In some cases, the behavior being tested might not explain why users would spend more. In this scenario, maybe removing those users would be a good approach. However, even if you think some changes won’t affect some users, sometimes you might be wrong, meaning there’s always a risk involved in removing big spenders.

One way to determine if outliers are relevant is to perform statistical tests comparing the data before and after the test for the different users. The plots below are just for a single user, and performing this analysis for a huge number of users might be unfeasible. However, big spenders are usually rare as they are outliers, so in general, the number of users should not be that big, making it computationally sensible.

One naive approach to test this is to compute the mean spend of the user before the start of the test and after the start of the test. You can then ignore the point in time when the test happened and permute the dates to compute the same mean difference. Then we can compute the p-value to determine if the difference between the two is significant.

Instead of using permutations, other statistical tests might work, but careful selection is required depending on the distribution assumptions of the chosen statistical test.

Below you can see outputs from two different users. One where no significant change in spending pattern was observed after the test started, and another one where significant change was observed. You could decide to remove or clip the first one but keep the second as you attribute that increase in spend to the experiment treatment.

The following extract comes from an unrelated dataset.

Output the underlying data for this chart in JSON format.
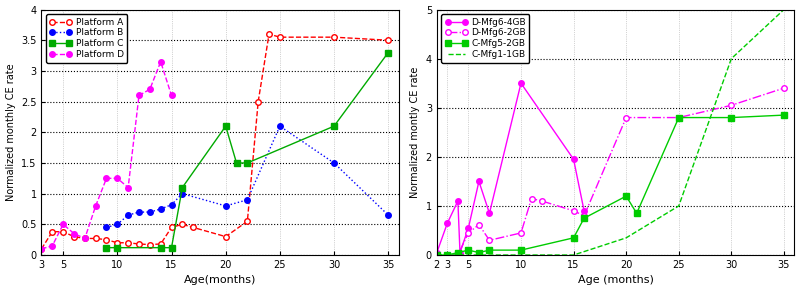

Refer to Google CollabCODE 5: How to determine if an outlier is relevant or not. Run permutation test.

Wrapping up

Outliers are critical to assess in A/B tests and correctly dealing with them and understanding the root cause of why they appear is important. This analysis will vary a lot depending on the spending patterns of your users and what feature is being tested. Even if A/B tests are successful, you can still learn valuable lessons about how your users interact with your website or app, so analyzing the results closely is very important.